In one of the library books, Olive found a whole chapter on communicating with the dead by using a pendulum. It said a spirit could help you find lost objects using a pendulum. Also answer divination questions. The book suggested making a chart with possible answers to questions you have and then asking the spirit to point the pendulum to the correct answer.
Olive was flipping through one of the books on witchcraft when she came across a section on magic symbols.
She actually gasped, like some stupid girl in a horror movie.

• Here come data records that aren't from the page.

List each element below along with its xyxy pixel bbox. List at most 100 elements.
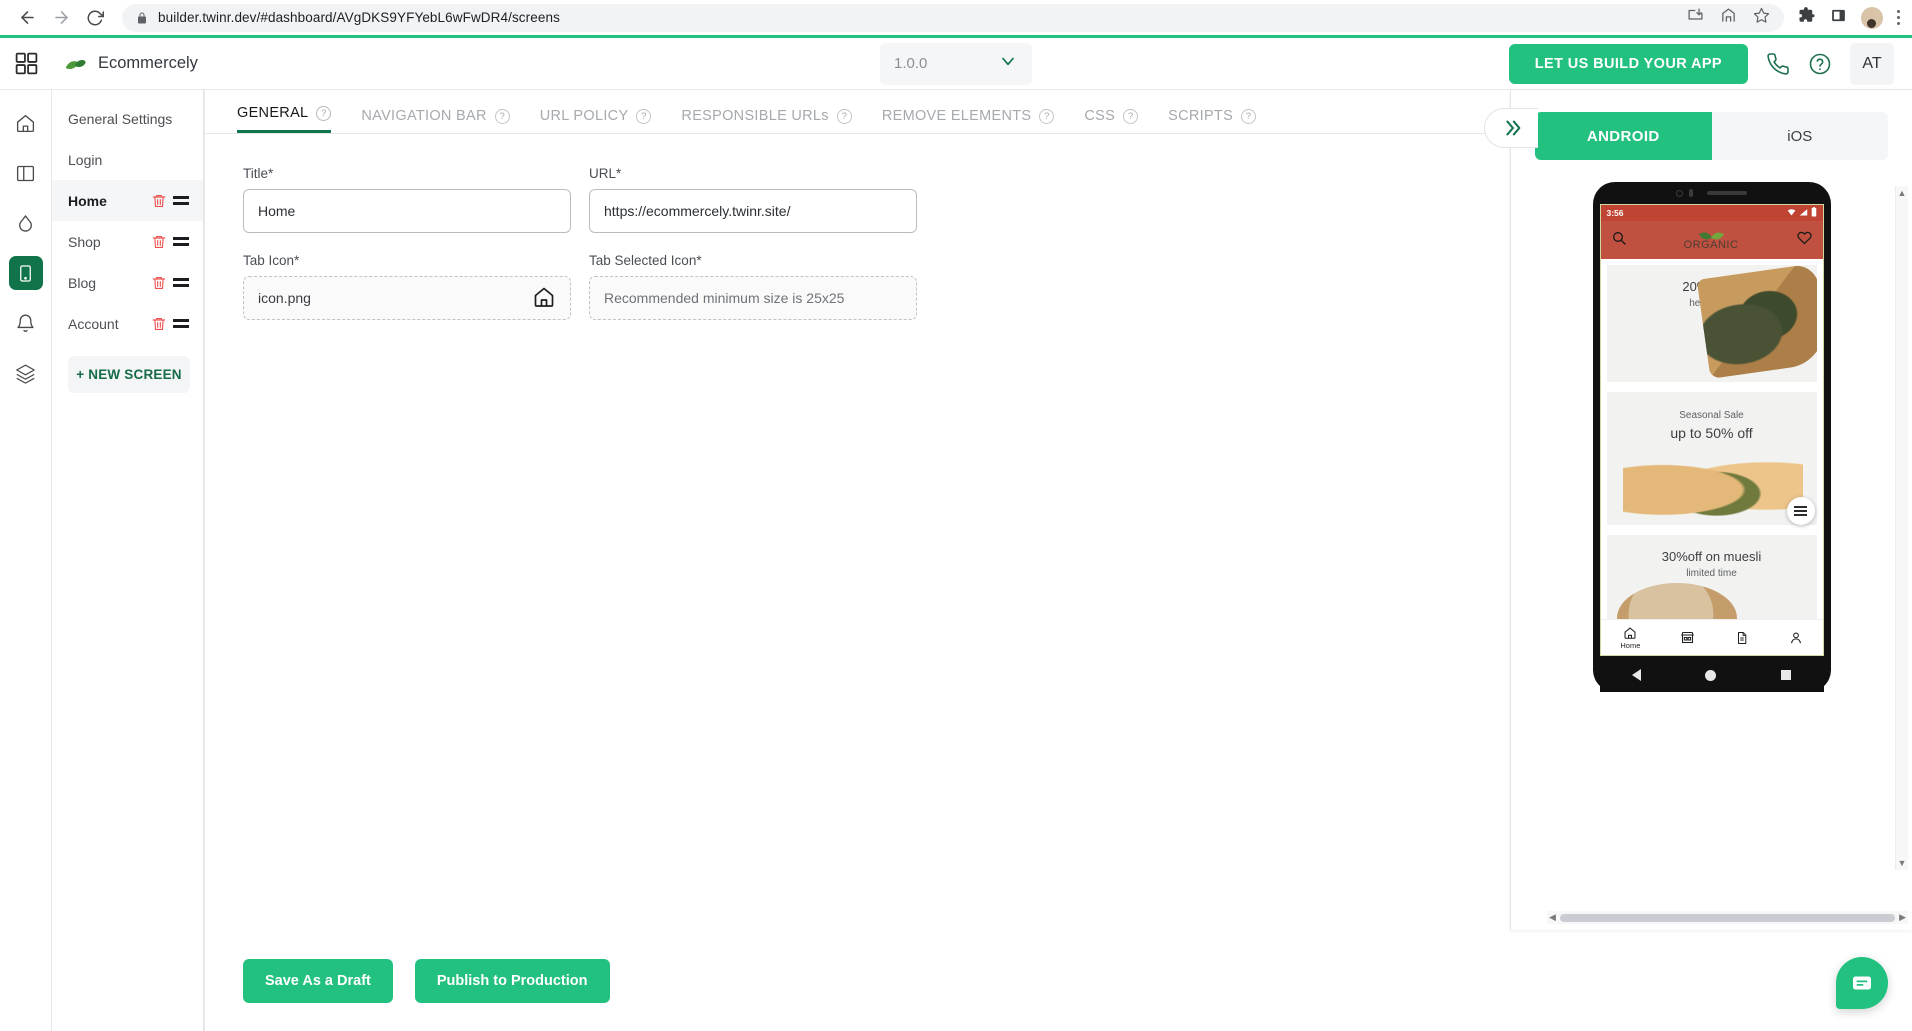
browser-toolbar: builder.twinr.dev/#dashboard/AVgDKS9YFYe…	[0, 0, 1912, 38]
phone-tab-home-label: Home	[1620, 640, 1641, 650]
phone-banner-1[interactable]: 20%off on herbal tea	[1606, 265, 1817, 382]
save-draft-button[interactable]: Save As a Draft	[243, 959, 393, 1003]
mobile-icon[interactable]	[8, 256, 43, 290]
screen-item-general-settings[interactable]: General Settings	[52, 98, 203, 139]
screen-item-home[interactable]: Home	[52, 180, 203, 221]
drag-handle-icon[interactable]	[173, 196, 189, 205]
back-triangle-icon[interactable]	[1631, 669, 1641, 681]
puzzle-icon[interactable]	[1798, 6, 1816, 29]
screen-item-shop[interactable]: Shop	[52, 221, 203, 262]
status-time: 3:56	[1606, 208, 1624, 218]
url-input[interactable]: https://ecommercely.twinr.site/	[589, 189, 917, 233]
preview-vertical-scrollbar[interactable]: ▲ ▼	[1895, 186, 1908, 870]
forward-arrow-icon[interactable]	[46, 3, 76, 33]
platform-ios[interactable]: iOS	[1712, 112, 1889, 160]
phone-banner-3[interactable]: 30%off on muesli limited time	[1606, 535, 1817, 627]
phone-icon[interactable]	[1766, 52, 1790, 76]
heart-icon[interactable]	[1796, 229, 1813, 251]
help-icon[interactable]: ?	[1241, 108, 1257, 124]
phone-tab-home[interactable]: Home	[1620, 626, 1640, 650]
scroll-down-icon[interactable]: ▼	[1898, 858, 1907, 868]
droplet-icon[interactable]	[9, 206, 43, 240]
drag-handle-icon[interactable]	[173, 278, 189, 287]
help-icon[interactable]	[1808, 52, 1832, 76]
tab-remove-elements[interactable]: REMOVE ELEMENTS?	[882, 108, 1055, 133]
banner-3-subtitle: limited time	[1686, 568, 1737, 579]
scroll-thumb[interactable]	[1559, 913, 1896, 922]
layout-icon[interactable]	[9, 156, 43, 190]
reload-icon[interactable]	[80, 3, 110, 33]
kebab-menu-icon[interactable]	[1896, 10, 1900, 25]
tab-icon-filename: icon.png	[258, 290, 311, 306]
help-icon[interactable]: ?	[836, 108, 852, 124]
phone-tab-orders[interactable]	[1735, 631, 1749, 645]
recents-square-icon[interactable]	[1781, 670, 1792, 680]
home-icon[interactable]	[9, 106, 43, 140]
grid-icon[interactable]	[0, 51, 52, 76]
delete-screen-icon[interactable]	[151, 275, 167, 291]
home-circle-icon[interactable]	[1705, 669, 1717, 681]
tab-css[interactable]: CSS?	[1084, 108, 1139, 133]
help-icon[interactable]: ?	[1039, 108, 1055, 124]
help-icon[interactable]: ?	[494, 108, 510, 124]
avatar[interactable]	[1860, 6, 1883, 29]
address-bar[interactable]: builder.twinr.dev/#dashboard/AVgDKS9YFYe…	[122, 3, 1784, 32]
screen-item-account[interactable]: Account	[52, 303, 203, 344]
help-icon[interactable]: ?	[636, 108, 652, 124]
tab-icon-group: Tab Icon* icon.png	[243, 253, 571, 320]
collapse-preview-button[interactable]	[1484, 108, 1538, 148]
scroll-up-icon[interactable]: ▲	[1898, 188, 1907, 198]
phone-tab-shop[interactable]	[1680, 630, 1695, 645]
icon-rail	[0, 90, 52, 1031]
scroll-right-icon[interactable]: ▶	[1899, 912, 1906, 923]
publish-button[interactable]: Publish to Production	[414, 959, 610, 1003]
help-icon[interactable]: ?	[316, 105, 332, 121]
delete-screen-icon[interactable]	[151, 316, 167, 332]
phone-screen: 3:56 ORGANIC Seasonal Sale up to 50% off…	[1599, 204, 1824, 656]
search-icon[interactable]	[1611, 230, 1627, 251]
screens-panel: General Settings Login Home Shop Blog Account…	[52, 90, 204, 1031]
phone-logo-text: ORGANIC	[1683, 239, 1739, 251]
tab-responsible-urls[interactable]: RESPONSIBLE URLs?	[681, 108, 852, 133]
screens-list: General Settings Login Home Shop Blog Account	[52, 98, 203, 344]
phone-status-bar: 3:56	[1600, 205, 1823, 221]
delete-screen-icon[interactable]	[151, 193, 167, 209]
preview-horizontal-scrollbar[interactable]: ◀ ▶	[1547, 911, 1908, 924]
bell-icon[interactable]	[9, 306, 43, 340]
back-arrow-icon[interactable]	[12, 3, 42, 33]
drag-handle-icon[interactable]	[173, 237, 189, 246]
help-icon[interactable]: ?	[1123, 108, 1139, 124]
chat-bubble-icon[interactable]	[1836, 957, 1888, 1009]
share-icon[interactable]	[1720, 7, 1737, 29]
home-icon	[532, 285, 556, 312]
title-input[interactable]: Home	[243, 189, 571, 233]
settings-tabs: GENERAL? NAVIGATION BAR? URL POLICY? RESPON…	[205, 90, 1510, 134]
drag-handle-icon[interactable]	[173, 319, 189, 328]
version-dropdown[interactable]: 1.0.0	[880, 42, 1032, 85]
tab-navigation-bar[interactable]: NAVIGATION BAR?	[361, 108, 510, 133]
star-icon[interactable]	[1753, 7, 1770, 29]
url-label: URL*	[589, 166, 622, 181]
layers-icon[interactable]	[9, 356, 43, 390]
tab-selected-icon-group: Tab Selected Icon* Recommended minimum s…	[589, 253, 917, 320]
platform-android[interactable]: ANDROID	[1535, 112, 1712, 160]
tab-scripts[interactable]: SCRIPTS?	[1168, 108, 1257, 133]
tab-general[interactable]: GENERAL?	[237, 105, 332, 133]
menu-lines-icon[interactable]	[1786, 497, 1815, 525]
build-app-button[interactable]: LET US BUILD YOUR APP	[1508, 43, 1748, 84]
scroll-left-icon[interactable]: ◀	[1549, 912, 1556, 923]
new-screen-button[interactable]: + NEW SCREEN	[68, 356, 190, 393]
install-icon[interactable]	[1687, 7, 1704, 29]
phone-banner-2[interactable]: Seasonal Sale up to 50% off	[1606, 392, 1817, 525]
side-panel-icon[interactable]	[1830, 7, 1847, 29]
screen-item-login[interactable]: Login	[52, 139, 203, 180]
tab-icon-dropzone[interactable]: icon.png	[243, 276, 571, 320]
user-avatar[interactable]: AT	[1850, 42, 1894, 85]
delete-screen-icon[interactable]	[151, 234, 167, 250]
phone-tab-account[interactable]	[1789, 631, 1803, 645]
form-row-2: Tab Icon* icon.png Tab Selected Icon* Re…	[243, 253, 1510, 320]
screen-item-blog[interactable]: Blog	[52, 262, 203, 303]
form-actions: Save As a Draft Publish to Production	[243, 959, 610, 1003]
tab-selected-icon-dropzone[interactable]: Recommended minimum size is 25x25	[589, 276, 917, 320]
tab-url-policy[interactable]: URL POLICY?	[540, 108, 652, 133]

There, on the page, was a design that was nearly identical to Mama’s necklace: a circle with a triangle inside it, and inside that, a square with another circle in it. Olive read the words below it:
Squaring the circle is an important symbol used in ancient alchemy. To square a circle was thought to be an impossible task, uniting shapes that are not meant to come together. The circle represents the spirit world; the square, the physical world with its four elements. Some believe the triangle represents a door in which the dead, or possibly even demons, can walk through.
“Holy shit,” Olive said.
A door the dead (or demons) can walk through.
She thought of the symbol chalked on the floor of Dicky’s hotel. Was that what they’d been doing there? Trying to open an actual door to the spirit world?
And what if they’d succeeded?
Who, or what, might have come through?
“Ollie?” Daddy came into the living room in his work clothes.
Olive jumped.
“I’ve gotta go to work. Break in the water main over by the high school. Getting time and a half, though,” he said with a wink.
“Okay,” she said.
“What’re you reading?” he asked, looking down at the books. “Something for school?”
“Not exactly,” she said.
He scowled when he saw the titles.
“Where did these come from?” he asked, weirdly angry all of a sudden. His jaw was clenched and he was breathing through his nose like an angry bull. “Did Riley give them to you?”
“Aunt Riley? No,” she said. Olive thought. She didn’t want to get Helen in trouble. “I borrowed them. From the library. See?” She turned the book on its side so he could see the sticker on the spine with the call number on it.